Here are 10 rules to keep in mind during the first 90 days in a new position:
- Keep your mouth shut, and your ears open When starting in a new role, it’s a natural urge to demonstrate to your employers everything you know. Don’t. You could start your first day as the ‘new recruit’ and leave as a ‘know-it-all’. This is the learning phase, so keep your lips sealed.
- Take note of everyone you meet Literally, write it down. Your first instincts are always the best, so once you are introduced to a new colleague – take note. Write down your initial gut feeling about that individual and also include profile information.
- Understand the hierarchy There are several hierarchies at play within an organisation. Get to know the formal and informal structures. Most offices will have a resident gossip, a high-achiever and a corporate climber. Understand how they work, who they know.
- Don’t talk about sex, religion or politics Your new boss does not need to know who you voted for in the last election, even if they ask. It is better to remain diplomatic at all times, even if you hold a strong opinion about certain topics (as we all do).
- Answer a question with a question As you are ‘new’, colleagues might try to pry into your life. Keep your answers succinct – or deflect the line of questioning right back at them.

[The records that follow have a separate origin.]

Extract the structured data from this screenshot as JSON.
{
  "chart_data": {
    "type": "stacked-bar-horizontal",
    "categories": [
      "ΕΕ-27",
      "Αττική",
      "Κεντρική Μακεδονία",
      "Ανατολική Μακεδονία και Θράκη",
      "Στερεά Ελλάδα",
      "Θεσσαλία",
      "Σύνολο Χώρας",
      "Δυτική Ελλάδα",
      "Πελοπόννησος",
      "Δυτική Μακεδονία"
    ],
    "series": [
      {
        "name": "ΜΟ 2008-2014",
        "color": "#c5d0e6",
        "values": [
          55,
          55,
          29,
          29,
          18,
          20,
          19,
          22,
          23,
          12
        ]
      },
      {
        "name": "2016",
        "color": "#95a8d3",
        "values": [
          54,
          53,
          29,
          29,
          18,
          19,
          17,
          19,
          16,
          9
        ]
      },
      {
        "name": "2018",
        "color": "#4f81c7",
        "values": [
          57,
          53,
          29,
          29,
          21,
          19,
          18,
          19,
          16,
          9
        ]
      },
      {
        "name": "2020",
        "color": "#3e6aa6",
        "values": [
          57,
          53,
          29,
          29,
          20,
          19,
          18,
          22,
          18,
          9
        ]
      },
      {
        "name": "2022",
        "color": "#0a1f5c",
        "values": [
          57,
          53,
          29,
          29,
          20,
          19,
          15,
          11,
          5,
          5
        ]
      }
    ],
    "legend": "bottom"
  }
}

- Keep the mystery Do not offer up any superfluous information about yourself during your first few months. Even small details, such as the names of your pets, should remain private. This is the time to learn about your new colleagues, not the other way around.
- Don’t over-connect Don’t rush in to adding your new colleagues on Facebook or Twitter. You see them in the office every day; remember that familiarity breeds contempt.
- Set goals Pick three things you want to achieve in that time and no more. Track your success – your wins and your losses. Keep this document updated at all times and bring it with you to your three-month review. Some companies renegotiate their employee’s salary once they have passed their probation; proving your worth may increase your pay.
- Keep a balance While it is tempting to impress your boss with overtime from day one, it will become an expectation. And once you’ve settled in and want to go back to a regular eight-hour day, you’ll look as though you’re slacking off. Keep a sustainable work-life balance from the start.
- Keep an ace up your sleeve If you have a skill or talent that could add value to the company, don’t release it until you find the right time and place, like when presenting to the board. You want to make the biggest impact with the right people during this timeframe, and your managers will see you as the gift that keeps on giving.